One fascinating essay on the “Sociology of Tarot” then asked the key question: does the tarot contain esoteric truths from ancient Egypt? The answer is No. So why did it suddenly become part of all these rituals in the late 18th century? Researcher Mike Sosteric argues that as the feudal system broke down, to be replaced by nationalism and the industrial corporate order, there was a the rise in lodges, secret societies, and occult groups. These helped foster the idea of brotherhood to replace the familiar hierarchies which were disappearing. Oh, but now we’re getting way too far away from the Renaissance. That will have to be during my A to Z on the Industrial Revolution, circa 2025.

Suffice it to say that they didn’t use tarot cards for telling fortunes in the Renaissance. They did play fun games with them, if they could remember all the point values of the trumps.

So if someone at a Renaissance or medieval fair tries to read your fortune, tell them they’re full of it. They can read palms, tea leaves, coins, sticks or what have you, but if they’re not dressed an outfit dated after the French Revolution, you should refuse to pay. Or give them a lecture on the origin of the tarot.

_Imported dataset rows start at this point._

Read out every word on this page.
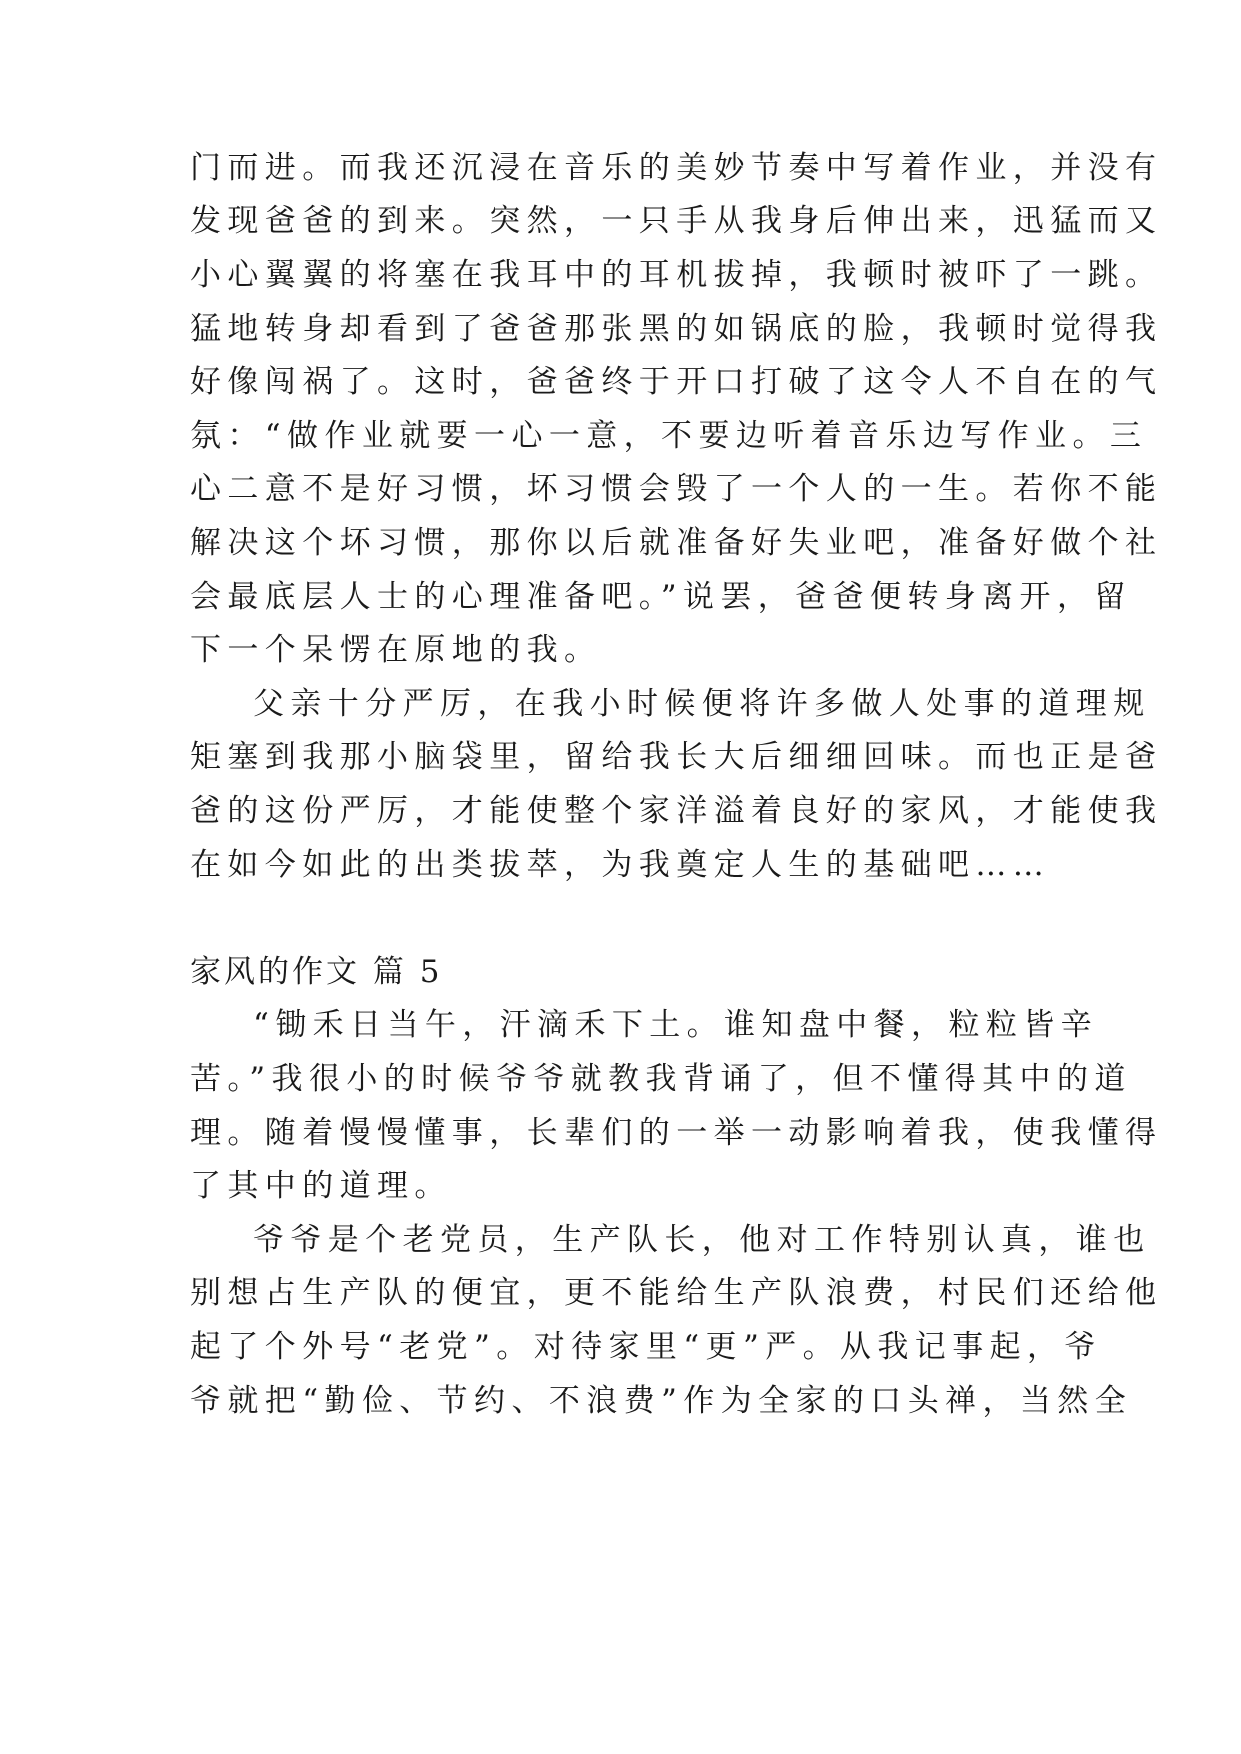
门而进。而我还沉浸在音乐的美妙节奏中写着作业，并没有

发现爸爸的到来。突然，一只手从我身后伸出来，迅猛而又

小心翼翼的将塞在我耳中的耳机拔掉，我顿时被吓了一跳。

猛地转身却看到了爸爸那张黑的如锅底的脸，我顿时觉得我

好像闯祸了。这时，爸爸终于开口打破了这令人不自在的气

氛：“做作业就要一心一意，不要边听着音乐边写作业。三

心二意不是好习惯，坏习惯会毁了一个人的一生。若你不能

解决这个坏习惯，那你以后就准备好失业吧，准备好做个社

会最底层人士的心理准备吧。”说罢，爸爸便转身离开，留

下一个呆愣在原地的我。

父亲十分严厉，在我小时候便将许多做人处事的道理规

矩塞到我那小脑袋里，留给我长大后细细回味。而也正是爸

爸的这份严厉，才能使整个家洋溢着良好的家风，才能使我

在如今如此的出类拔萃，为我奠定人生的基础吧……

家风的作文 篇 5

“锄禾日当午，汗滴禾下土。谁知盘中餐，粒粒皆辛

苦。”我很小的时候爷爷就教我背诵了，但不懂得其中的道

理。随着慢慢懂事，长辈们的一举一动影响着我，使我懂得

了其中的道理。

爷爷是个老党员，生产队长，他对工作特别认真，谁也

别想占生产队的便宜，更不能给生产队浪费，村民们还给他

起了个外号“老党”。对待家里“更”严。从我记事起，爷

爷就把“勤俭、节约、不浪费”作为全家的口头禅，当然全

2 Replies to “T is for Trionfi”

  1. So cool to know these things!

    Yeh, I can take on a medieval or renaissance enthusiast.

    I had thought maybe the cards did originate from the esoteric or fortune-telling folks but that, come on, they’re now just four sets of patterns in most environments. Not so, in that Antoine Court de Gebelin made up meanings down the timeline. AND “many societies of esoteric knowledge picked up the idea.”

    The place I went for first and second grades didn’t allow cards except, basically, Rook and Uno. My mom later had me in their scouts-like program. So I had exposure to their church. (No dancing, but they had a yearly formal banquet for the teens. It was pleasant.)

    And… off on another but less-tangential tangent, I’d like to have a deck of playing cards with four or eight lovers added and four jokers. Anyway… I can easily get four jokers together, hey?

  2. I’ve seen some artists doing some fun modern decks where they make up new tarot-like cards with mystical and/or amusing names and images. I’ve toyed with doing something like that, and now it’s good to know I have the renaissance’s blessing for it.